Ces débordements de passions étaient du à un public conquis d'avance. Le Civic Auditorium était comble. La foule de San Francisco réagissait plus bruyamment et avec moins d'applaudissement par rapport à l'Europe. Alors qu'à Paris, dés la première phrase de Airbag le public chantait, ici il "a fallu attendre" Paranoid Android et surtout Karma Police (le titre qui passe à la radio actuellement). Mais les réactions américaines sont encore les plus vives sur les chansons de The Bends. De Pablo Honey, seul Lurgee sera joué. Pourtant le gars au premier rang devant moi réclame Creep alors que Thom s'approchait du micro pour commencer Fake Plastic Trees. Thom l'entend et réponds par une moue significative. Creep ne sera pas joué ce soir et il ne veut pas en entendre parler. Il n'y aura pas de Creep mais Radiohead nous offre une nouvelle chanson présentée comme n'ayant pas encore de titre, jouée lors de leur retour pour le premier rappel. Thom aux claviers, un tempo lent... Avec Meeting In The Aisle, How I Made My Millions, serait-ce une nouvelle tendance ?
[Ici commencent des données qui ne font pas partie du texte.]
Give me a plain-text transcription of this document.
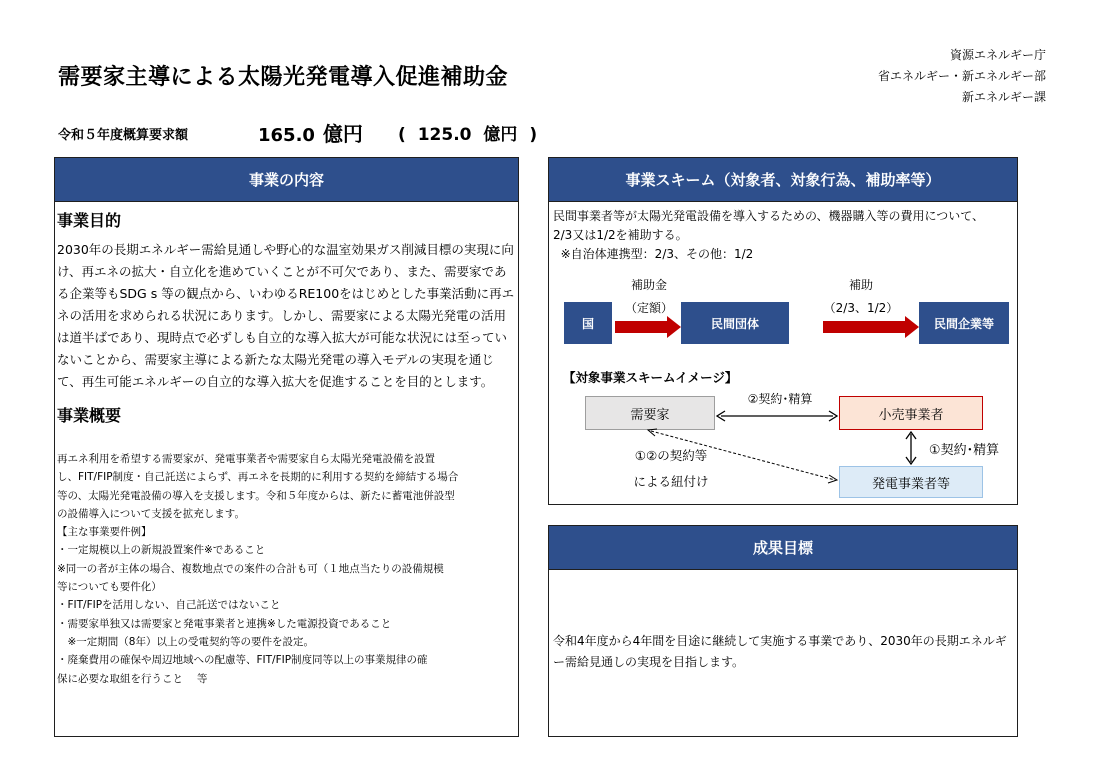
需要家主導による太陽光発電導入促進補助金
資源エネルギー庁
省エネルギー・新エネルギー部
新エネルギー課
令和５年度概算要求額	165.0 億円 ( 125.0 億円 )
事業の内容
事業目的
2030年の長期エネルギー需給見通しや野心的な温室効果ガス削減目標の実現に向け、再エネの拡大・自立化を進めていくことが不可欠であり、また、需要家である企業等もSDG s 等の観点から、いわゆるRE100をはじめとした事業活動に再エネの活用を求められる状況にあります。しかし、需要家による太陽光発電の活用は道半ばであり、現時点で必ずしも自立的な導入拡大が可能な状況には至っていないことから、需要家主導による新たな太陽光発電の導入モデルの実現を通じて、再生可能エネルギーの自立的な導入拡大を促進することを目的とします。
事業概要
再エネ利用を希望する需要家が、発電事業者や需要家自ら太陽光発電設備を設置
し、FIT/FIP制度・自己託送によらず、再エネを長期的に利用する契約を締結する場合
等の、太陽光発電設備の導入を支援します。令和５年度からは、新たに蓄電池併設型
の設備導入について支援を拡充します。
【主な事業要件例】
・一定規模以上の新規設置案件※であること
※同一の者が主体の場合、複数地点での案件の合計も可（１地点当たりの設備規模
等についても要件化）
・FIT/FIPを活用しない、自己託送ではないこと
・需要家単独又は需要家と発電事業者と連携※した電源投資であること
　※一定期間（8年）以上の受電契約等の要件を設定。
・廃棄費用の確保や周辺地域への配慮等、FIT/FIP制度同等以上の事業規律の確
保に必要な取組を行うこと　 等
事業スキーム（対象者、対象行為、補助率等）
民間事業者等が太陽光発電設備を導入するための、機器購入等の費用について、
2/3又は1/2を補助する。
※自治体連携型：2/3、その他：1/2
国
補助金
（定額）
民間団体
補助
（2/3、1/2）
民間企業等
【対象事業スキームイメージ】
需要家	小売事業者
発電事業者等
②契約･精算
①契約･精算
①②の契約等
による紐付け
成果目標
令和4年度から4年間を目途に継続して実施する事業であり、2030年の長期エネルギー需給見通しの実現を目指します。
Voilà les quelques souvenirs que je suis capables de mettre en forme. N'est-ce pas trop avoir l'air blasé que de dire : exceptionnel, comme d'habitude ? Interprétation : à vous couper le souffle; son : impeccable; lumières : grandioses. Ce sont des musiciens qui savent jouer, ensemble, de leurs instruments, restituant ce qui semble être la même chose que sur les disques. En professionnels prenant au sérieux ce qu'ils sont et respectant le public, ils ont soin d'avoir un son techniquement parfait, un jeu de lumières simple et pourtant si efficace créant parfaitement les atmosphères nécessaires pour les chansons. Mais l'élément primordiale est l'extraordinaire énergie. Pas le volume du son mais une extraordinaire humanité qui passe de la scène au public. Comme un don de soi. Ou d'une partie de soi, et même si ce n'était qu'une partie. Ed dans une interview souhaitait qu'ils ne deviennent pas de simples juke-box . Ce n'est pas le cas. Ce ne sont pas des machines. Ils ne changent pas seulement les chansons ou leur ordre pour s'accorder avec ce qui plaît dans le pays visité. Mais à cause de ce don de soi, chaque Paranoid Android ou No Surprises est différent. Vécu par Thom quand il chante, par le groupe quand il joue, différemment devant un public différent réagissant différemment.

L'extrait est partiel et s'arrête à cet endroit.